Now summer is coming to an end and many families are getting ready to send the children back to school.  For most families the decision about where to send a child to school is fairly simple decision.  There are the normal questions of public school as opposed to private school and parents are free to choose the school that fits the needs of the child and family. Unfortunately in cases where parents are divorced, the decision is not always so easy. Generally the child will go to the school which is closest to the home of the parent who has primary custody of the children. However there may be instances where this is not practical or in the best interests of the child.  For example if the non-custodial parent lives closer to the school where the children attended prior to the divorce or separation, the Court may deem that it is in the best interests of the children to remain at their previous school.

In joint custody matters, there is an additional complication.  Where the parents each have equal custody it can be difficult for a Court to determine which school the child should attend.  If the children were in school at the time of the divorce and there is a possibility that the child can remain in their previous school, a court will generally order that the Status Quo be maintained.  In cases where both parents have moved away from the children’s school or where the child is going to start kindergarten, the court will consider several factors prior to making the determination as to where the child will go.  One factor will be the location of the school in proximity to each of the parent’s places of employment.  If one parent is required to drive in the opposite direction of their work to get the child to one school and the other parent would be passing the proposed school on their way to work, the court will take that into consideration. Another factor that is considered is the quality of education, after school care and extracurricular activities.

There may be circumstances where one parent moves too far from the other to make joint custody possible during the school year.  In those cases, the Court may need to modify the custody orders so that one parent has primary custody of the children during the school year, with the other parent having additional time in the summer and holidays. My oldest daughter had a friend growing up that lived in New York with her mother during the school year and visited her father in California for all winter, spring, and summer breaks.

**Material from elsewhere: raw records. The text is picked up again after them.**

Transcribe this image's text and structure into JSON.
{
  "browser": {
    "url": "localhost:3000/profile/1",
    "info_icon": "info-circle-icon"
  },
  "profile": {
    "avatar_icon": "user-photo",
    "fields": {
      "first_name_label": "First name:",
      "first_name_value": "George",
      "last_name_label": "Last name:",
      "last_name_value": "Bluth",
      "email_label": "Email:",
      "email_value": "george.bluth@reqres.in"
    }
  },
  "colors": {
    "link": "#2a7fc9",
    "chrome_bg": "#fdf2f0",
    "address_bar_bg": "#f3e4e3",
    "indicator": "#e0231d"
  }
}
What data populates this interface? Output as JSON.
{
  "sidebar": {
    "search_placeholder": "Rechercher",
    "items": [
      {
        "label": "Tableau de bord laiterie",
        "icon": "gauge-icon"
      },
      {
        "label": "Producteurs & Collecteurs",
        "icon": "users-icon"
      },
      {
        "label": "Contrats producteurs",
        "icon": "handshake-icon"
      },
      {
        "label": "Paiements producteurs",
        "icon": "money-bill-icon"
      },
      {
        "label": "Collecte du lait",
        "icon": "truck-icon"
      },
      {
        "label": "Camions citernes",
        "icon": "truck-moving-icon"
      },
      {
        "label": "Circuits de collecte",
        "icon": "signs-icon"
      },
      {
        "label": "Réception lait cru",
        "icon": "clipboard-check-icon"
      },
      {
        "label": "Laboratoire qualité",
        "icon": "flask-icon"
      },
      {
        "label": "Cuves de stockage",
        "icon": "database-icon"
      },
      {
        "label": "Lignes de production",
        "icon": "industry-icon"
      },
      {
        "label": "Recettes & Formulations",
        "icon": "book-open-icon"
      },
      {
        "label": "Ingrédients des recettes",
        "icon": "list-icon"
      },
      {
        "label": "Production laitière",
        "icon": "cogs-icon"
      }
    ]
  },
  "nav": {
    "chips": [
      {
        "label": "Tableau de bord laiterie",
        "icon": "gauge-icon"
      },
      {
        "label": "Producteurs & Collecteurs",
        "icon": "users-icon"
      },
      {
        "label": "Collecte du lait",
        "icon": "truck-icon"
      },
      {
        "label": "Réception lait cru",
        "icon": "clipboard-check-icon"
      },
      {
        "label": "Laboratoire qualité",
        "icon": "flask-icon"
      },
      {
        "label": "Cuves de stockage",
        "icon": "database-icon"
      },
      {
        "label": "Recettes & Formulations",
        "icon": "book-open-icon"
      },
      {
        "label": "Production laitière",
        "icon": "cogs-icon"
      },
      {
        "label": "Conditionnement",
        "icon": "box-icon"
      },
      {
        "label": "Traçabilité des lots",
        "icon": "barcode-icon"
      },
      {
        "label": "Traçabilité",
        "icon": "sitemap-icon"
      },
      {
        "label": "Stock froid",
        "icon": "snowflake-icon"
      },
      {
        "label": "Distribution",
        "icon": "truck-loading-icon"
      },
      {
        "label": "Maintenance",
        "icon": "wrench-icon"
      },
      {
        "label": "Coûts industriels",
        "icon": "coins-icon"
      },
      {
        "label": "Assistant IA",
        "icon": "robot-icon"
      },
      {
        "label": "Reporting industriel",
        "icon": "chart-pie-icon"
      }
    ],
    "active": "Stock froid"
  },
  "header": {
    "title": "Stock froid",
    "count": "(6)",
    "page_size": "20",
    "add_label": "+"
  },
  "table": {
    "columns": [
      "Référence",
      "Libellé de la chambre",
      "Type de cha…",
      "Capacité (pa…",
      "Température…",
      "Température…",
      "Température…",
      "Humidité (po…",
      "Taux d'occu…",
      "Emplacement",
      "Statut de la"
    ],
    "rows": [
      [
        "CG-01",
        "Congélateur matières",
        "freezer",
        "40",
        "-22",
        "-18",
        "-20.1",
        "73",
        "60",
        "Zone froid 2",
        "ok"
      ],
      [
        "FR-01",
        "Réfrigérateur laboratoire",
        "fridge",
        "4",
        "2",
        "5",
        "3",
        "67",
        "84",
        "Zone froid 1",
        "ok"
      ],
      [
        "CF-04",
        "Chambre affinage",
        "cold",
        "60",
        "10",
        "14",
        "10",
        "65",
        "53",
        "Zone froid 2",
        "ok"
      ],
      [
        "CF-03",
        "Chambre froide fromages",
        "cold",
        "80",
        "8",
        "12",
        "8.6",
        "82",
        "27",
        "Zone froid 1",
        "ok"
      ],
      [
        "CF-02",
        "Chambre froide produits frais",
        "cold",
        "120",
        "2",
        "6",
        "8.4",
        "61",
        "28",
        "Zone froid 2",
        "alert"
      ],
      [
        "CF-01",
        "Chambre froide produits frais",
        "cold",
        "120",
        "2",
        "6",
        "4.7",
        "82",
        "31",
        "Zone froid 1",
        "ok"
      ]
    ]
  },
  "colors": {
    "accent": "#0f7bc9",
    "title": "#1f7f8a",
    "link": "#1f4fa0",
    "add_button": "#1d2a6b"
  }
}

In some cases where the parents have a high conflict as to where the child will go to school, a court will appoint an evaluator or an attorney for the children to assist the parties in determining the best school to go to. The evaluator or minor’s counsel will meet with the children, parents and will consider any evidence relative to the proposed schools.

Of course, the best way to determine where the children go to school is for the parents to work together to decide which school will meet the needs of the children.